Gian Francesco Malipiero
(18 March 1882 – 1 August 1973) was an Italian composer, musicologist, music teacher and editor.
[작품 모음]
그의 음악에는 근대 기법과 옛 이탈리아 음악의 특징이 섞여 있다.
빈 음악원, 베네치아, 볼로냐에서 공부한 후 파리로 가 당대 프랑스 음악의 영향을 받았다. 1921년 파르마 음악원의 작곡 교수가 되었고, 이후 파도바에 있는 인스티투토 무지칼레 폴리니의 원장이 되었으며, 1939년 베네치아에 있는 베네데토 마르첼로 고등학교의 교장이 되었다. 알프레도 카셀라와 함께 1920년대 이탈리아 음악을 주도했다.

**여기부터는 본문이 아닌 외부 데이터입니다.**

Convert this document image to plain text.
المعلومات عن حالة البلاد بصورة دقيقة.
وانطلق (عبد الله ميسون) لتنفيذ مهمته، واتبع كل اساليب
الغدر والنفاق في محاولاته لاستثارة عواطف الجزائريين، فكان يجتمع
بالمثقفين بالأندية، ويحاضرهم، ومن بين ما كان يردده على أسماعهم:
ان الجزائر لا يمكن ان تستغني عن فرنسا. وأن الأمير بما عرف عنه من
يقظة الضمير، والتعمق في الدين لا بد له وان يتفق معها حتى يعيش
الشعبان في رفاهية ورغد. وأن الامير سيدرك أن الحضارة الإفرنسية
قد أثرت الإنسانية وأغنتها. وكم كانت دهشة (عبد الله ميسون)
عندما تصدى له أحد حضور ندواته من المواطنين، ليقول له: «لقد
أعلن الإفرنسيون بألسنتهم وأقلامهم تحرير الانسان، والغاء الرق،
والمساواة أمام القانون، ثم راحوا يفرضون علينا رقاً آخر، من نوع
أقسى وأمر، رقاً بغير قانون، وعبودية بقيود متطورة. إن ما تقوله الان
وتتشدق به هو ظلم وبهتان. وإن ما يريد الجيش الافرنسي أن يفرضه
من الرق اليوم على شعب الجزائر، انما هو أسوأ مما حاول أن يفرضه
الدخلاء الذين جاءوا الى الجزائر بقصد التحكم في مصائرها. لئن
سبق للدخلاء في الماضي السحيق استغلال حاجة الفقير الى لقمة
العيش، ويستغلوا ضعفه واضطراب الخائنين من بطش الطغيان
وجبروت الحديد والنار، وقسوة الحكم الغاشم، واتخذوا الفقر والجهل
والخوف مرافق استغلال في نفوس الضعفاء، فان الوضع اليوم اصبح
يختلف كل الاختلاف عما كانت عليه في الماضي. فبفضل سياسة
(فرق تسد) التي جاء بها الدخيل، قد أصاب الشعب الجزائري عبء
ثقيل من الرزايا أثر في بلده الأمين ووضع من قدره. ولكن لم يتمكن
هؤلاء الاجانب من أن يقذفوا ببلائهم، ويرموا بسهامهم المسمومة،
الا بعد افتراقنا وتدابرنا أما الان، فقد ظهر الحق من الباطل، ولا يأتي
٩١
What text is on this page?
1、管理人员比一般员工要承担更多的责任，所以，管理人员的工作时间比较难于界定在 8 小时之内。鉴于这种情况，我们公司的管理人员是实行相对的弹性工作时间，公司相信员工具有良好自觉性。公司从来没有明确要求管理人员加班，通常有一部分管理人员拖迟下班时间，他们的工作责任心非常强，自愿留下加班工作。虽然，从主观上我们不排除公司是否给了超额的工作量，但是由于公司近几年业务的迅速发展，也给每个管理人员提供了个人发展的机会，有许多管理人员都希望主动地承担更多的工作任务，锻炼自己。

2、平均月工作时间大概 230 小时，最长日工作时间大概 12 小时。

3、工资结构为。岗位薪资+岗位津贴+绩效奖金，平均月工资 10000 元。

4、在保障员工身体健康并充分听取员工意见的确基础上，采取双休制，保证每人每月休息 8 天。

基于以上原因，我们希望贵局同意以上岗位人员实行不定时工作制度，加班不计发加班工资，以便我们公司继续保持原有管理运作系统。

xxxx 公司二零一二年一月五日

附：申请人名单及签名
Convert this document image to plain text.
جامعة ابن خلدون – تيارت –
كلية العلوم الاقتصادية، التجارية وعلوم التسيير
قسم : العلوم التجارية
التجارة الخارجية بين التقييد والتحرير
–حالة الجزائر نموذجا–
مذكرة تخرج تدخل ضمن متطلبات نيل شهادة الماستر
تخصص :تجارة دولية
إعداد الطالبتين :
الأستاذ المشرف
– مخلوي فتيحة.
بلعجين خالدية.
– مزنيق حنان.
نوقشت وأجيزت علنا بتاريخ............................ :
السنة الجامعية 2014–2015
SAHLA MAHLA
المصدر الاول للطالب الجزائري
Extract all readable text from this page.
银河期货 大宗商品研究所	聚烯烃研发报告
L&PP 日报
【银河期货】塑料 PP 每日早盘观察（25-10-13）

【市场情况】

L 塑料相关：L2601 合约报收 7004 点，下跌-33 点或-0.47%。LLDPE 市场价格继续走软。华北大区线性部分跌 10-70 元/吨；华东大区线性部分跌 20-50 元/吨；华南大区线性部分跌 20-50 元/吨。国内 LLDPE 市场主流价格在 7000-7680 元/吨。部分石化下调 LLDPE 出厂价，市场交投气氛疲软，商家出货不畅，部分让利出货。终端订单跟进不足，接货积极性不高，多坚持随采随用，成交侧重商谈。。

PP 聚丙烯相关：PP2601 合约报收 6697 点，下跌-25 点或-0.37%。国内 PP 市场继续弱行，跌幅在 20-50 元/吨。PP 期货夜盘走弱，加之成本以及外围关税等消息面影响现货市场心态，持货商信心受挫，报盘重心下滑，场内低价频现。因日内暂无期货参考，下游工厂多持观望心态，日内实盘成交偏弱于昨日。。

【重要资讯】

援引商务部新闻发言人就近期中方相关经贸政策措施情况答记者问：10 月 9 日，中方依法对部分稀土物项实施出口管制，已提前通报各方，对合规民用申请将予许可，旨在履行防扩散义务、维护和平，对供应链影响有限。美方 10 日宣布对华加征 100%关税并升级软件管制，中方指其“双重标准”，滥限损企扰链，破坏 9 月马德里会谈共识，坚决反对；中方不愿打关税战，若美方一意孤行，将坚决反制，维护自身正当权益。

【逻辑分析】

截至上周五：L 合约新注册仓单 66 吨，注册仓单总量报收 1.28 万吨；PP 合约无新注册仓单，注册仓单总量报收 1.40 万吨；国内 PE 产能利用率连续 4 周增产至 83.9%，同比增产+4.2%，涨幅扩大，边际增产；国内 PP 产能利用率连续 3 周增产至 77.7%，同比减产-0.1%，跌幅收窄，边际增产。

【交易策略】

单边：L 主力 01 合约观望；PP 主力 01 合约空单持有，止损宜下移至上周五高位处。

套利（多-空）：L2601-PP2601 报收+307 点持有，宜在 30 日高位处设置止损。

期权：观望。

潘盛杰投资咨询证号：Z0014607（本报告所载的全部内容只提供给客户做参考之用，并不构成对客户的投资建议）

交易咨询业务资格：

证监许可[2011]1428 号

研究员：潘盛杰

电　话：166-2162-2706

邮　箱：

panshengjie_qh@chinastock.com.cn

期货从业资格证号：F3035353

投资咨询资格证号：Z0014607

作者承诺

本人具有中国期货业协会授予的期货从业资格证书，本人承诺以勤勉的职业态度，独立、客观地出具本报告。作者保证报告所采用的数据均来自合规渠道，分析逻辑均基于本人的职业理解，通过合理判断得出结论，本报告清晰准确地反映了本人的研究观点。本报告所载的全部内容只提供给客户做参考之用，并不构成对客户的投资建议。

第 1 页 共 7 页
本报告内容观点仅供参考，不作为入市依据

푸치니에게 영향을 준 베리스모 오페라의 사실주의 미학에 반대하여 이탈리아의 초기 낭만주의 음악을 복원했다. 그의 작품에는 17, 18세기 베네치아 음악의 정신이 엿보이며, 특히 오페라에는 몬테베르디의 영향이 나타나 있다. 그의 음악은 대위법적인 성격이 강하고 대위성부들이 이따금 불협화음을 이루며, 온음계적 음을 자유자재로 구사했다.
작품에는 오페라 〈오르페우스의 이야기 L'Orfeide〉(1918~22)·〈사로잡힌 비너스 Venere prigioniera〉(1957), 칸타타(또는 기적극) 〈아시시의 성 프란키스쿠스 San Francesco d'Assisi〉(1922), 오라토리오 〈수난 La Passione〉(1935)이 있다. 이밖에 몇 곡의 피아노 협주곡이 있고, 관현악곡으로는 제1차 세계대전의 영향을 반영한 〈침묵의 휴지 Pause del silenzio〉(1917), 3부작 〈자연의 인상 Impressioni dal vero〉(1910~22), 〈나날의 환상곡 Fantasie di ogni giorni〉(1954), 〈춤과 노래의 야상곡 Notturno di canti e balli〉(1957) 등이 있으며, 교향곡이 9곡 있다.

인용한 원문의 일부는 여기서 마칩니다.